Graham Brothers Trucks
History fascinates me, and something about the development of the Dodge pickup truck fascinates me even more. It’s a story inextricably linked to our country’s history like baseball and apple pie.
After the introduction of mass-produced automobiles, people started to modify their vehicles for enhanced utility. These people stripped off the rear bodywork and mounted open-topped boxes that resembled the first step towards the modern pickup truck.
Dodge trucks actually began with three brothers named Graham. In reality, it is the story of two companies – the Dodge Brothers Company and the Graham Brothers Company.
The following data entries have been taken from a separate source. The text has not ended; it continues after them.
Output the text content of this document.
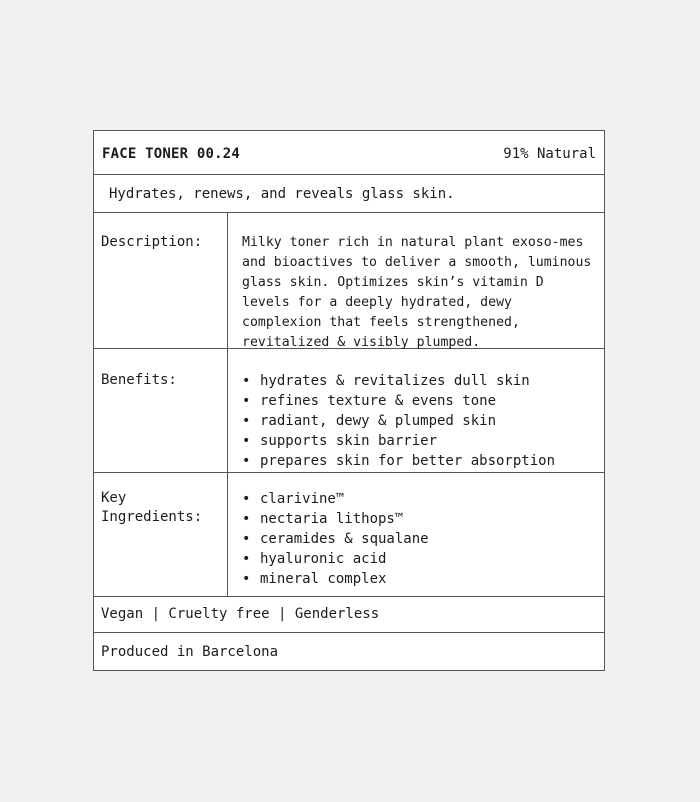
FACE TONER 00.24	91% Natural
Hydrates, renews, and reveals glass skin.
Description:	Milky toner rich in natural plant exoso-mes and bioactives to deliver a smooth, luminous glass skin. Optimizes skin’s vitamin D levels for a deeply hydrated, dewy complexion that feels strengthened, revitalized & visibly plumped.
Benefits:
•	hydrates & revitalizes dull skin
• refines texture & evens tone
• radiant, dewy & plumped skin
• supports skin barrier
• prepares skin for better absorption
Key
Ingredients:
• clarivine™
• nectaria lithops™
• ceramides & squalane
• hyaluronic acid
• mineral complex
Vegan | Cruelty free | Genderless
Produced in Barcelona
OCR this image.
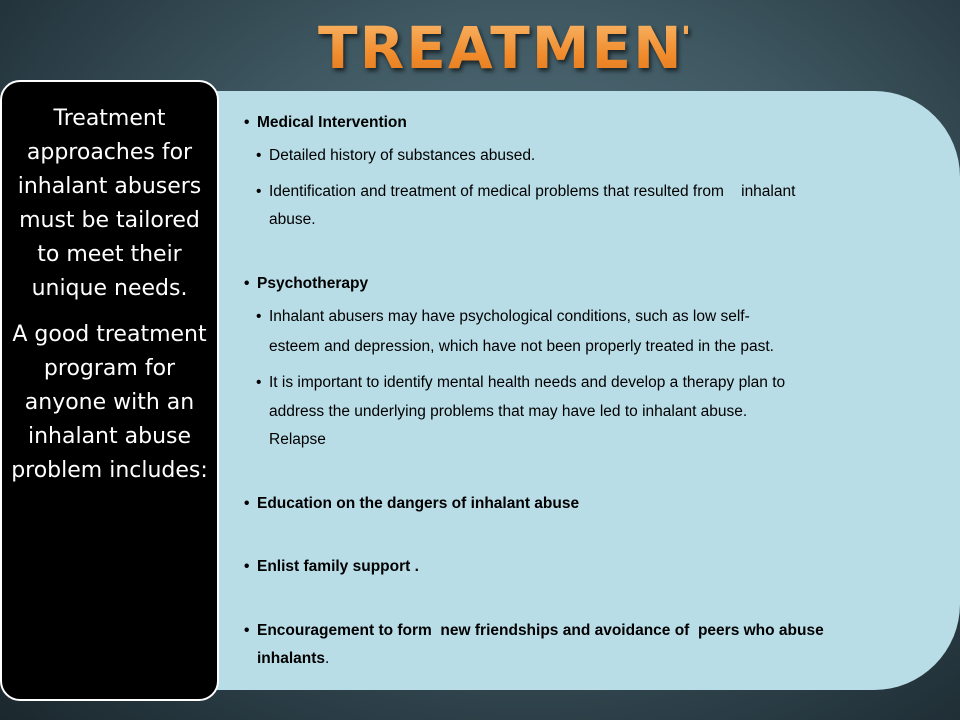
TREATMENT

Treatment approaches for inhalant abusers must be tailored to meet their unique needs.

A good treatment program for anyone with an inhalant abuse problem includes:

• Medical Intervention
• Detailed history of substances abused.
• Identification and treatment of medical problems that resulted from    inhalant
abuse.
• Psychotherapy
• Inhalant abusers may have psychological conditions, such as low self-
esteem and depression, which have not been properly treated in the past.
• It is important to identify mental health needs and develop a therapy plan to
address the underlying problems that may have led to inhalant abuse.
Relapse
• Education on the dangers of inhalant abuse
• Enlist family support .
• Encouragement to form  new friendships and avoidance of  peers who abuse
inhalants.
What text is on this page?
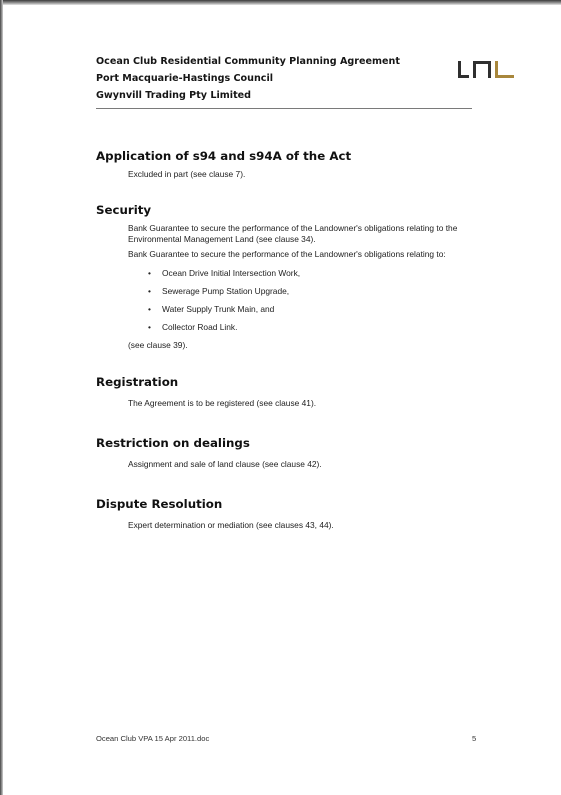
Ocean Club Residential Community Planning Agreement
Port Macquarie-Hastings Council
Gwynvill Trading Pty Limited
Application of s94 and s94A of the Act
Excluded in part (see clause 7).
Security
Bank Guarantee to secure the performance of the Landowner's obligations relating to the Environmental Management Land (see clause 34).
Bank Guarantee to secure the performance of the Landowner's obligations relating to:
• Ocean Drive Initial Intersection Work,
• Sewerage Pump Station Upgrade,
• Water Supply Trunk Main, and
• Collector Road Link.
(see clause 39).
Registration
The Agreement is to be registered (see clause 41).
Restriction on dealings
Assignment and sale of land clause (see clause 42).
Dispute Resolution
Expert determination or mediation (see clauses 43, 44).
Ocean Club VPA 15 Apr 2011.doc	5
In 1916, seeing the need for a good, dependable truck to serve people such as themselves, the Graham brothers entered the truck body business. By 1919, they had produced the “Truck-builder,” which is a basic platform from which a customer could spec a truck according to his or her needs. The Truck Builder was essentially a truck conversion that began with a passenger car. The Truck Builder worked this way: The new-car dealer would sell a new car to a customer, then suggest to the buyer that his old car could be converted into a truck.
In 1921, Dodge Brothers began to market Graham Brothers medium-duty trucks through its dealerships; in turn, every Graham vehicle utilized a Dodge engine. This partnership provided Dodge dealers with a full line of trucks to sell in addition to the highly regarded Dodge passenger cars, and the resulting sales increases prompted Dodge to buy the Graham Brothers Company.
The Dodge trucks would carry the Graham Brothers nameplate until 1928 with a few of the designs lasting as long as the 1930s.